Un an avant sa mort, en 1668, Rembrandt achève le retour du prodigue.
Admirable illustration de notre parabole. Je vous propose de le revoir dans votre coeur, ce tableau, de le relire. Et si l'en est besoin, après cette méditation, d'aller le retrouver, par exemple, dans le beau livre qu'y consacre le P. Baudiquey, et auquel j'emprunterai beaucoup.
L'espace de la toile est partagé en deux.
A gauche, les acteurs éclairés d'une forte lumière ; à droite les spectateurs.
A gauche le père et le fils prodigue.
A droite, les serviteurs et peut-être le fils aîné, dans l'ombre.

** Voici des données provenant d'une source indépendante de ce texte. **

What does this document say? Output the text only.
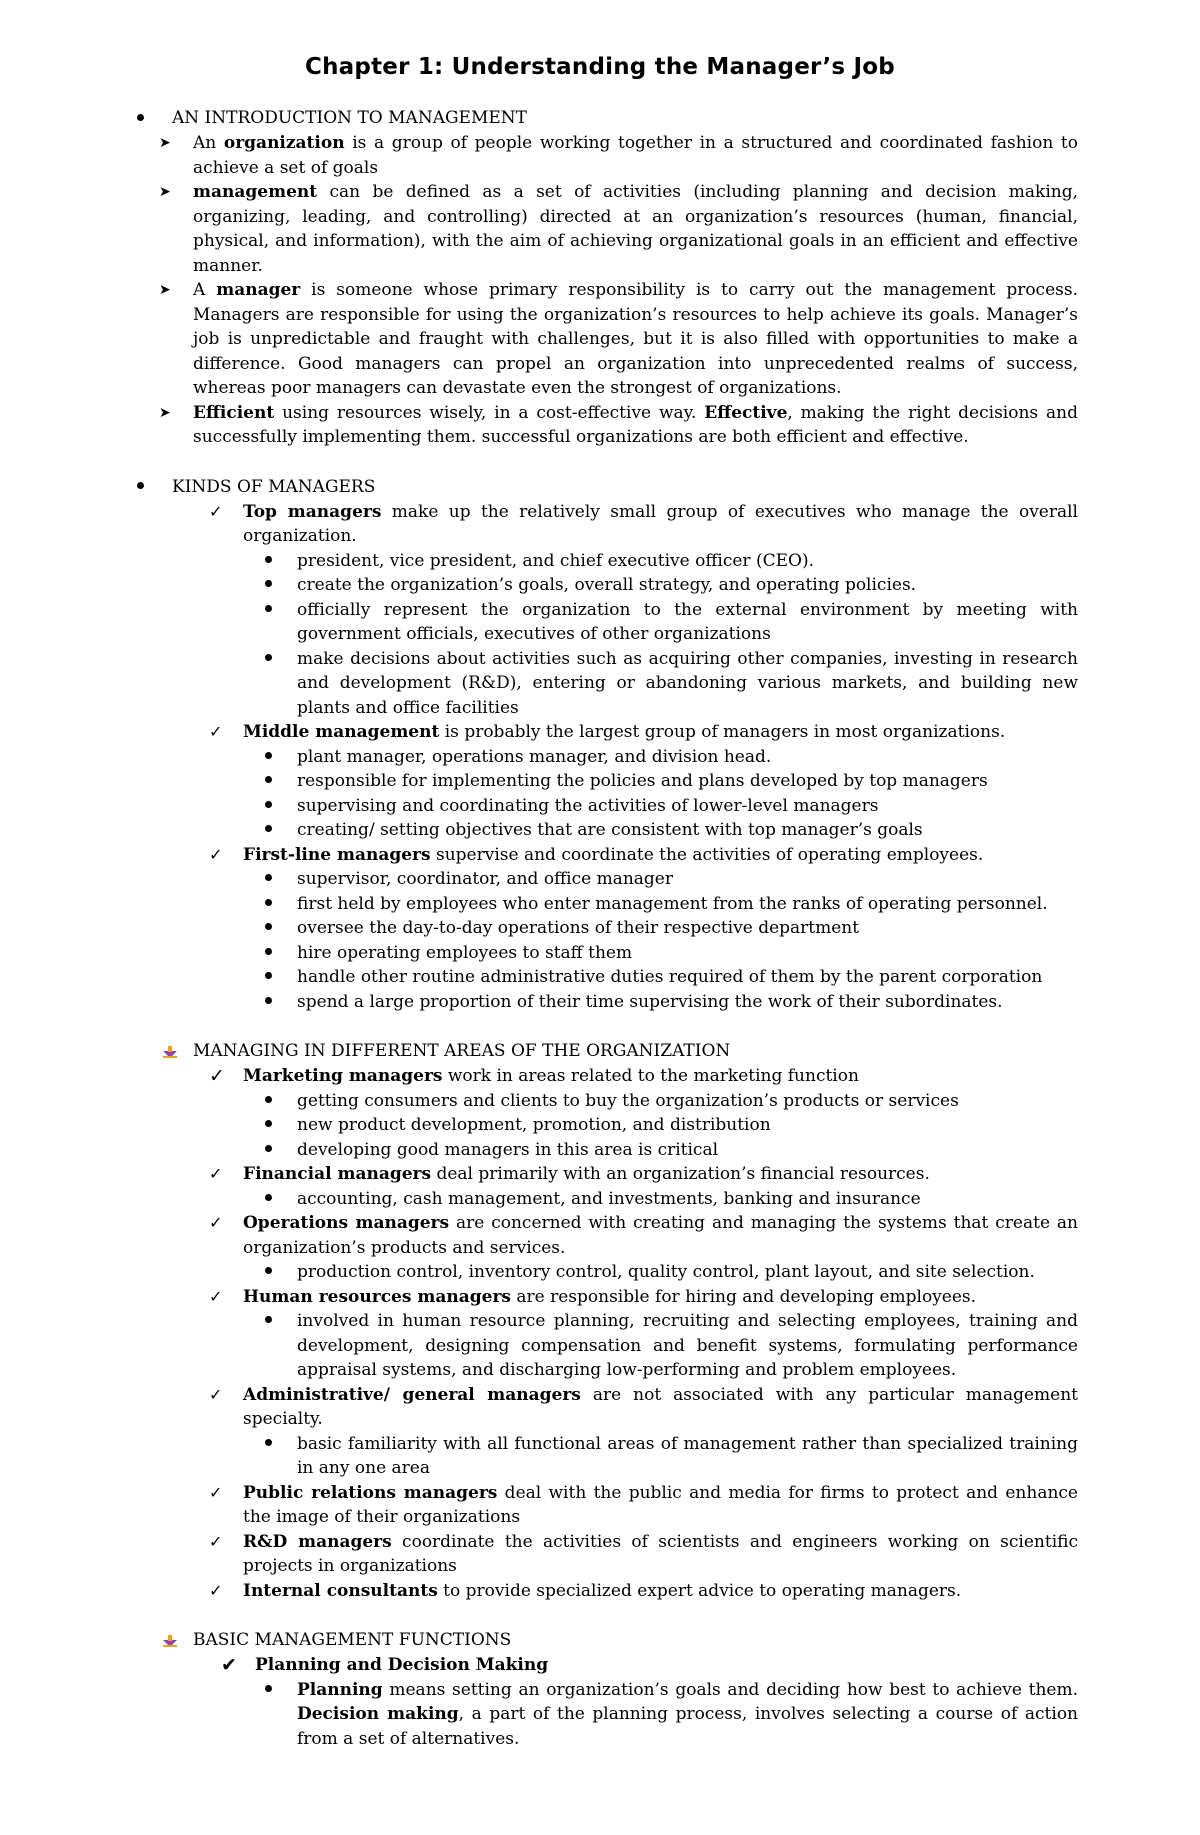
Chapter 1: Understanding the Manager’s Job
AN INTRODUCTION TO MANAGEMENT
➤	An organization is a group of people working together in a structured and coordinated fashion to achieve a set of goals
➤	management can be defined as a set of activities (including planning and decision making, organizing, leading, and controlling) directed at an organization’s resources (human, financial, physical, and information), with the aim of achieving organizational goals in an efficient and effective manner.
➤	A manager is someone whose primary responsibility is to carry out the management process. Managers are responsible for using the organization’s resources to help achieve its goals. Manager’s job is unpredictable and fraught with challenges, but it is also filled with opportunities to make a difference. Good managers can propel an organization into unprecedented realms of success, whereas poor managers can devastate even the strongest of organizations.
➤	Efficient using resources wisely, in a cost-effective way. Effective, making the right decisions and successfully implementing them. successful organizations are both efficient and effective.
KINDS OF MANAGERS
✓ Top managers make up the relatively small group of executives who manage the overall organization.
president, vice president, and chief executive officer (CEO).
create the organization’s goals, overall strategy, and operating policies.
officially represent the organization to the external environment by meeting with government officials, executives of other organizations
make decisions about activities such as acquiring other companies, investing in research and development (R&D), entering or abandoning various markets, and building new plants and office facilities
✓ Middle management is probably the largest group of managers in most organizations.
plant manager, operations manager, and division head.
responsible for implementing the policies and plans developed by top managers
supervising and coordinating the activities of lower-level managers
creating/ setting objectives that are consistent with top manager’s goals
✓ First-line managers supervise and coordinate the activities of operating employees.
supervisor, coordinator, and office manager
first held by employees who enter management from the ranks of operating personnel.
oversee the day-to-day operations of their respective department
hire operating employees to staff them
handle other routine administrative duties required of them by the parent corporation
spend a large proportion of their time supervising the work of their subordinates.
MANAGING IN DIFFERENT AREAS OF THE ORGANIZATION
✓ Marketing managers work in areas related to the marketing function
getting consumers and clients to buy the organization’s products or services
new product development, promotion, and distribution
developing good managers in this area is critical
✓ Financial managers deal primarily with an organization’s financial resources.
accounting, cash management, and investments, banking and insurance
✓ Operations managers are concerned with creating and managing the systems that create an organization’s products and services.
production control, inventory control, quality control, plant layout, and site selection.
✓ Human resources managers are responsible for hiring and developing employees.
involved in human resource planning, recruiting and selecting employees, training and development, designing compensation and benefit systems, formulating performance appraisal systems, and discharging low-performing and problem employees.
✓ Administrative/ general managers are not associated with any particular management specialty.
basic familiarity with all functional areas of management rather than specialized training in any one area
✓ Public relations managers deal with the public and media for firms to protect and enhance the image of their organizations
✓ R&D managers coordinate the activities of scientists and engineers working on scientific projects in organizations
✓ Internal consultants to provide specialized expert advice to operating managers.
BASIC MANAGEMENT FUNCTIONS
✔ Planning and Decision Making
Planning means setting an organization’s goals and deciding how best to achieve them. Decision making, a part of the planning process, involves selecting a course of action from a set of alternatives.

La lumière éclaire la scène de la réconciliation.
Les retrouvailles entre les hommes sont toujours éclairées d'une lumière d'en haut.

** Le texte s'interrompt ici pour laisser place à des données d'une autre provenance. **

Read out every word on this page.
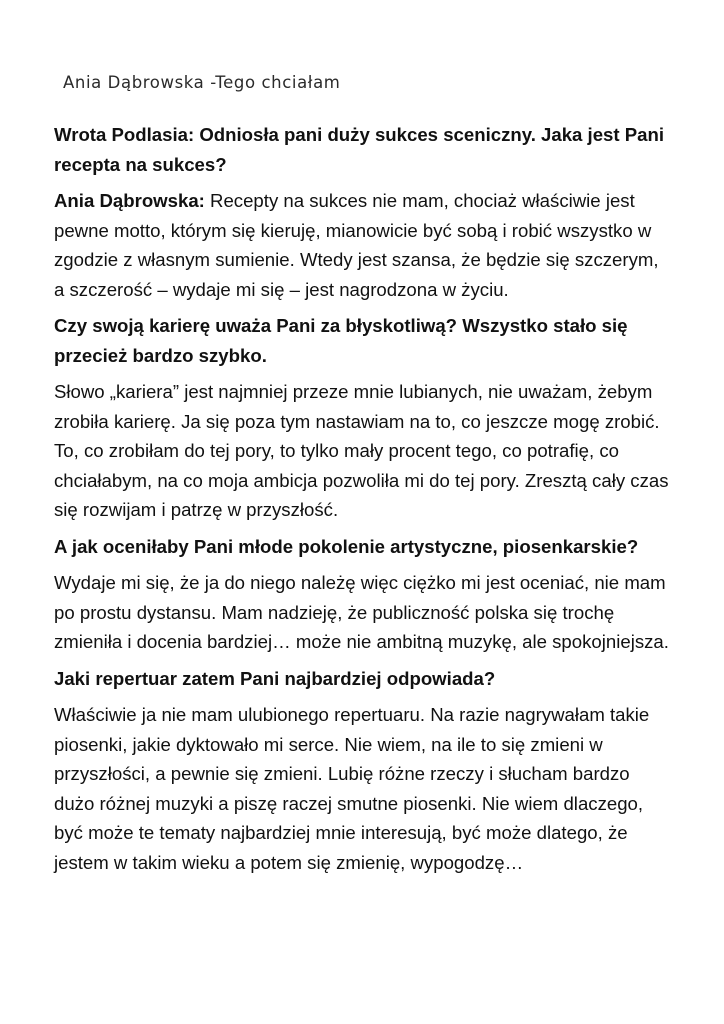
Ania Dąbrowska -Tego chciałam

Wrota Podlasia: Odniosła pani duży sukces sceniczny. Jaka jest Pani recepta na sukces?

Ania Dąbrowska: Recepty na sukces nie mam, chociaż właściwie jest pewne motto, którym się kieruję, mianowicie być sobą i robić wszystko w zgodzie z własnym sumienie. Wtedy jest szansa, że będzie się szczerym, a szczerość – wydaje mi się – jest nagrodzona w życiu.

Czy swoją karierę uważa Pani za błyskotliwą? Wszystko stało się przecież bardzo szybko.

Słowo „kariera” jest najmniej przeze mnie lubianych, nie uważam, żebym zrobiła karierę. Ja się poza tym nastawiam na to, co jeszcze mogę zrobić. To, co zrobiłam do tej pory, to tylko mały procent tego, co potrafię, co chciałabym, na co moja ambicja pozwoliła mi do tej pory. Zresztą cały czas się rozwijam i patrzę w przyszłość.

A jak oceniłaby Pani młode pokolenie artystyczne, piosenkarskie?

Wydaje mi się, że ja do niego należę więc ciężko mi jest oceniać, nie mam po prostu dystansu. Mam nadzieję, że publiczność polska się trochę zmieniła i docenia bardziej… może nie ambitną muzykę, ale spokojniejsza.

Jaki repertuar zatem Pani najbardziej odpowiada?

Właściwie ja nie mam ulubionego repertuaru. Na razie nagrywałam takie piosenki, jakie dyktowało mi serce. Nie wiem, na ile to się zmieni w przyszłości, a pewnie się zmieni. Lubię różne rzeczy i słucham bardzo dużo różnej muzyki a piszę raczej smutne piosenki. Nie wiem dlaczego, być może te tematy najbardziej mnie interesują, być może dlatego, że jestem w takim wieku a potem się zmienię, wypogodzę…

Ces deux, père et fils, ne forment qu'un : le père épaule le fils agenouillé. Ce fils, nous devinons qu'il vient de faire une longue route : pieds calleux, sandales abîmées, la poussière de la route farde le manteau. Comme un animal blessé, le fils vient se blottir dans les bras du père, à hauteur de son coeur dont il sent toute la chaleur, la miséricorde.

Son repentir est grand, son agenouillement sincère : c'est la condition du retour. Il s'abandonne entre les mains du père. Mieux, il se précipite à l'intérieur du père, comme pour en renaître. La scène est baptismale : le fils repenti sait qu'il lui faut renaître d'en haut. Le naufragé revient au port où il attend une nouvelle naissance. Il sait que du nouveau est possible, malgré le poids de ses fautes antérieures. Il ne désespère pas. Il croit en la possibilité d'une résurrection.

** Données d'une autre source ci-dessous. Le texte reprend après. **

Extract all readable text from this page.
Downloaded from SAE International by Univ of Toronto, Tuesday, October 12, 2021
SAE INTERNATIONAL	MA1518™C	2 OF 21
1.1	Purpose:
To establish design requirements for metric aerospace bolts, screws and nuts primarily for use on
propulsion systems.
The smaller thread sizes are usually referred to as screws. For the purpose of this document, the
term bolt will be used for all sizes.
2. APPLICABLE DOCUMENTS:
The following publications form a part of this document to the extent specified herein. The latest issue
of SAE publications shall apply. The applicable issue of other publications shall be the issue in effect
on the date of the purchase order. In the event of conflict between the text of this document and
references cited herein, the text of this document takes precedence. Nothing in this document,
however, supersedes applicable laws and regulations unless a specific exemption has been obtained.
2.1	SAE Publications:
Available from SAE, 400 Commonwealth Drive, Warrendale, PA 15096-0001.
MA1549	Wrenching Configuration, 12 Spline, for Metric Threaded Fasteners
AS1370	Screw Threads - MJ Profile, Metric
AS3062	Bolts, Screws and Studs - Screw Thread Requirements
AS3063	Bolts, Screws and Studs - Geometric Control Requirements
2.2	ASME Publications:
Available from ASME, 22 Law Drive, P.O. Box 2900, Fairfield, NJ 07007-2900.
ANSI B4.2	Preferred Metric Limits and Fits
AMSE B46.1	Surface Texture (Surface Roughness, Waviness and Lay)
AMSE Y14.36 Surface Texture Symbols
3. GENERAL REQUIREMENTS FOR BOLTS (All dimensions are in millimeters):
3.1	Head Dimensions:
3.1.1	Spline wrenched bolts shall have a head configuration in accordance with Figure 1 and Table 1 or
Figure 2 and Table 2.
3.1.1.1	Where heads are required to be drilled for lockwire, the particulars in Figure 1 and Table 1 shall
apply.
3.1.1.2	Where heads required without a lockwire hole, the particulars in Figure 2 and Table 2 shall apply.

Il en va du reste de même pour le père. S'il avait désespéré, il n'aurait tout simplement plus attendu dans la veille le retour de son fils.
Cette espérance accomplie se lit dans le visage serein, et comme apaisé du père : mon fils était mort et il est revenu à la vie. Le père reconnaît l'enfant tant espéré : certes, l'attente a voûté le Père, rongé un peu ses yeux qui sont comme voilés ; mais elle a, en même temps, creusé le désir de l'homme pour un nouvel accueil.
Le père est prêt à réengendrer son fils, autrement dit à recréer une relation de père à fils. Les mains paternelles traduisent bien cette recréation, avec une main droite féminine et une main gauche masculine. Comme si le Père réunifiait en ses mains créatrices les principes masculin et féminin, Adam et Ève. Comme si ses mains étaient divines et invoquaient l'envoi de l'Esprit Saint sur cet enfant retrouvé.
Mains de bénédiction et d'invocation. Mains de protection et de relèvement. Mains imposées de la guérison qui vont restaurer des pieds blessés.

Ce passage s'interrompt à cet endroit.